Super Robot Wars OG — The Inspector
Coming in from the cold to what is actually the second season of this title, I just rolled with it, figuring out as I went along which of the many factions were supposed to be the good guys and which the villains -- because I didn't find this guide -- and just kicking back to watch the escalating battles, goofy robots, and Itano circus.
This is what anime ought to be more like -- not the endless highschool rom-com, or cute girls being cute for the otaku to perv over.
Letter Bee REVERSE
The first season ended on a cliff-hanger, where Lag's erstwhile mentor and role-model Gauche Suede appeared as one of the enemies of the whole Amberground system; and the second season carries on with the struggle between the Letter Bees, and the conspirators in REVERSE who are plotting to extinguish the artificial sun which lights this world (hinted to be Earth in some distant future).
Surprisingly, for the thwarting of such an existential threat, there is little by way of revelation (we never see the sunlit lands of Akatsuki, only the twilight regions; the various hints at deeper things going on, the very nature of the artificial sun are raised as hints, but never revisited), revolution (we return pretty much to the status quo ante after the whole secret war), or repercussion (after the threat is averted, all the elements that would disturb the status quo simply migrate to a backwater town, while Lag returns to his normal rounds as a delivery boy).
Definitely a case of better to travel hopefully that to arrive.
In what seems to be Japan's answer to Men in Black, we have a setting where Earth is a way-station for many alien races, all staying undercover, in an uneasy truce despite existing enmities.

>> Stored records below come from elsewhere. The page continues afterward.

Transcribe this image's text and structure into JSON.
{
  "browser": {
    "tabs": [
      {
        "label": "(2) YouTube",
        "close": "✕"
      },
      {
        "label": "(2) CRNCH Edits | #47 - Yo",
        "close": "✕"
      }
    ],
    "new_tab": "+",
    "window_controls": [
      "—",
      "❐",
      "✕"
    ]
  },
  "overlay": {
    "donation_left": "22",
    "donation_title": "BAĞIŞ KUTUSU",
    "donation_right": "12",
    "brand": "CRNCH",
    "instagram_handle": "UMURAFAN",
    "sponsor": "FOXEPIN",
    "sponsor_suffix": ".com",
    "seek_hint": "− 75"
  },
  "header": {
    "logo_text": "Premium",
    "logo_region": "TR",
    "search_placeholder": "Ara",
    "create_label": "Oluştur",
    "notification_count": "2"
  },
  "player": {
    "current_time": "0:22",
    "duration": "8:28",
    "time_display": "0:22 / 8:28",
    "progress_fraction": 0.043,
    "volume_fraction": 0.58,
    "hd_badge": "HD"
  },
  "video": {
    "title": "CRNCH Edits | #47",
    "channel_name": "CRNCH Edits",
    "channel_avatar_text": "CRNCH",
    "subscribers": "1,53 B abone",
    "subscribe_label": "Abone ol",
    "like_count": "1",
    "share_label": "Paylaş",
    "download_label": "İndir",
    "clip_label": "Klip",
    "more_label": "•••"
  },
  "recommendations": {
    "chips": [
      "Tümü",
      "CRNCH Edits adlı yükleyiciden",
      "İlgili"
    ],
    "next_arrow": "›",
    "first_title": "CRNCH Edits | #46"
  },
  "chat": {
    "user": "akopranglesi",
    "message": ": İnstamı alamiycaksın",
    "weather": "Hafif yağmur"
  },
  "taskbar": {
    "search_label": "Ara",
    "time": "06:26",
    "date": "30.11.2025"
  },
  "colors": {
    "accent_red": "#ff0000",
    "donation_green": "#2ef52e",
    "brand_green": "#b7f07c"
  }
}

And then the Prince of the race in nominal charge of the planet comes to visit.
This would not be so bad, were it not for the fact that Prince Baka is a trickster with little restraint, while his minders are trying to keep any interstellar incident from being set off.
Thus kicks off the case of the long-term enemy race who are serious baseball fans, the random highschoolers who are turned into a sentai team (and their alien assassin teacher), the hive-queen who comes to Earth looking for a mate (and finds something other than she'd expected), the last of the twin-tailed mermaids, and finally Baka's betrothed and brother who are determined to see him wed. Baka sails through all this in total serenity, while his minders sink further into helpless rage.
Adapted from a 15 year old manga, it stuck out from all the other titles on offer for the first quarter.
Mobile Suit Gundam -- and that's it.
The only one of the current season's offerings I might have tried (Hyouge Mono) isn't on Crunchyroll, and even were I to go back into the grey world of fansubs, it's a title that has all the hallmarks of a series that will never get fully subbed for years.